Got it. Got it. Thank you so much for this. Those were the questions. Thank you.
Thank you.
Q&A Facilitator: Thank you. Participants who wish to ask questions may do so by clicking the raise hand icon on the bottom of your screen and wait for your turn to speak. As there are no further questions, I would now like to hand the conference over to Mr. V. Krishnakumar for the closing comments. Over to you, sir.

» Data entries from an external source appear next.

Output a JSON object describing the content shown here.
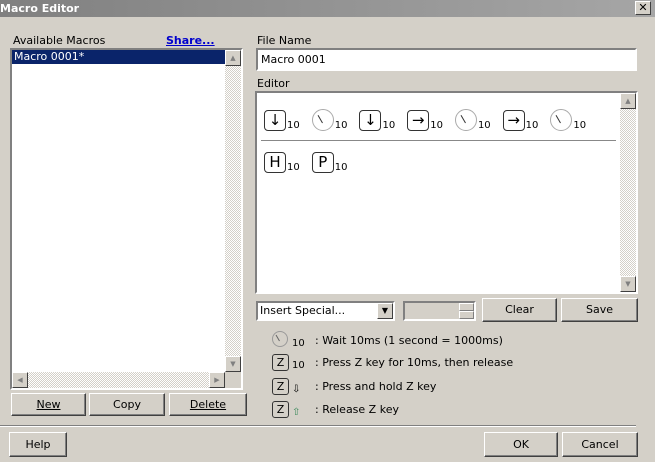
{
  "window": {
    "title": "Macro Editor",
    "close": "✕"
  },
  "left": {
    "label": "Available Macros",
    "share": "Share...",
    "macros": [
      {
        "name": "Macro 0001*",
        "selected": true
      }
    ],
    "buttons": {
      "new": "New",
      "copy": "Copy",
      "delete": "Delete"
    }
  },
  "file": {
    "label": "File Name",
    "value": "Macro 0001"
  },
  "editor": {
    "label": "Editor",
    "row1": [
      {
        "type": "key",
        "glyph": "↓",
        "ms": "10"
      },
      {
        "type": "wait",
        "ms": "10"
      },
      {
        "type": "key",
        "glyph": "↓",
        "ms": "10"
      },
      {
        "type": "key",
        "glyph": "→",
        "ms": "10"
      },
      {
        "type": "wait",
        "ms": "10"
      },
      {
        "type": "key",
        "glyph": "→",
        "ms": "10"
      },
      {
        "type": "wait",
        "ms": "10"
      }
    ],
    "row2": [
      {
        "type": "key",
        "glyph": "H",
        "ms": "10"
      },
      {
        "type": "key",
        "glyph": "P",
        "ms": "10"
      }
    ]
  },
  "controls": {
    "insert_special": "Insert Special...",
    "spin_value": "",
    "clear": "Clear",
    "save": "Save"
  },
  "legend": [
    {
      "icon": "clock",
      "suffix": "10",
      "text": ": Wait 10ms (1 second = 1000ms)"
    },
    {
      "icon": "key",
      "key": "Z",
      "suffix": "10",
      "text": ": Press Z key for 10ms, then release"
    },
    {
      "icon": "key",
      "key": "Z",
      "suffix": "⇩",
      "text": ": Press and hold Z key"
    },
    {
      "icon": "key",
      "key": "Z",
      "suffix": "⇧",
      "text": ": Release Z key"
    }
  ],
  "footer": {
    "help": "Help",
    "ok": "OK",
    "cancel": "Cancel"
  }
}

V. Krishnakumar, Chief Operating Officer and Executive Director, Eris Lifesciences Limited: Thank you all for your participation today. In summary, we delivered a 10% domestic formulations revenue growth in Q2, outperforming the market by over 30%. EBITDA margins stood at 37.5% in Q2 with 11% year-on-year growth. The turnaround in the Biocon segment continues with a Q2 margin of 32% versus 30% in Q1. We are significantly expanding our collaboration with Biocon in India and overseas and adding Aspart to the scope of the partnership. We remain excited about the GLP opportunity and are tracking well on first-wave launch readiness and profitable scale-up thereafter. The international business delivered a revenue of INR 83 crore in Q2 and INR 152 crore in H1 with a 33% margin. We made significant strides in building our European CDMO business with a INR 700-800 crore order book at the end of Q2.

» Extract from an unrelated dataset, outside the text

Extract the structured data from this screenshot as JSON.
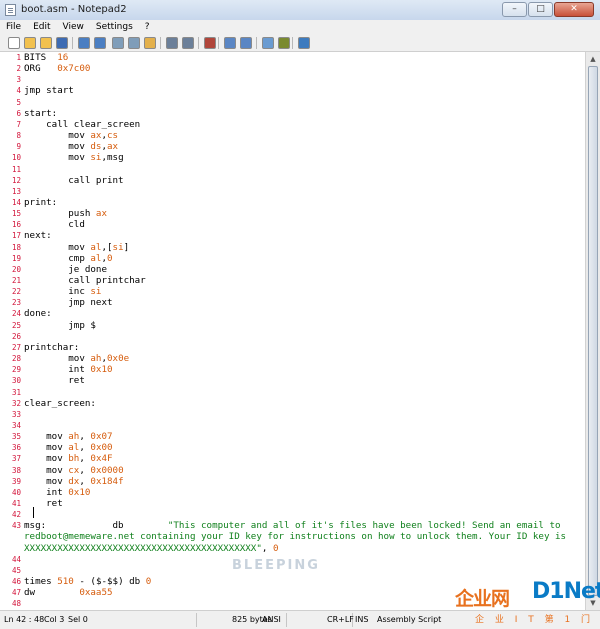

Our international business is on the threshold of an inflection point starting FY 2027 with good revenue visibility from our first set of European orders. Interest expense was down 17% year-on-year in Q2 with a book tax rate of 22.2%. EPS acceleration has kicked in as guided with a 39% growth in Q2 and a 40% in H1. On the back of lucrative marketing opportunities in diabetes and injectables, we have front-loaded our expense. We will invest INR 380-400 crore over the next three quarters. This will be funded from internal accruals. Net debt stands at INR 2,278 crore, with the net debt to EBITDA ratio having declined from 4x to 2x in the last 18 months. We expect to get this ratio down to 1.3x by December 2026. We remain on track to execute our strategic priorities across all segments of our business.
Thank you and wish you all a good evening.
Q&A Facilitator: Thank you very much, sir. Thank you, members of the management. Ladies and gentlemen, on behalf of Eris Lifesciences Limited, that concludes this conference. Thank you for joining us, and you may now exit the meeting.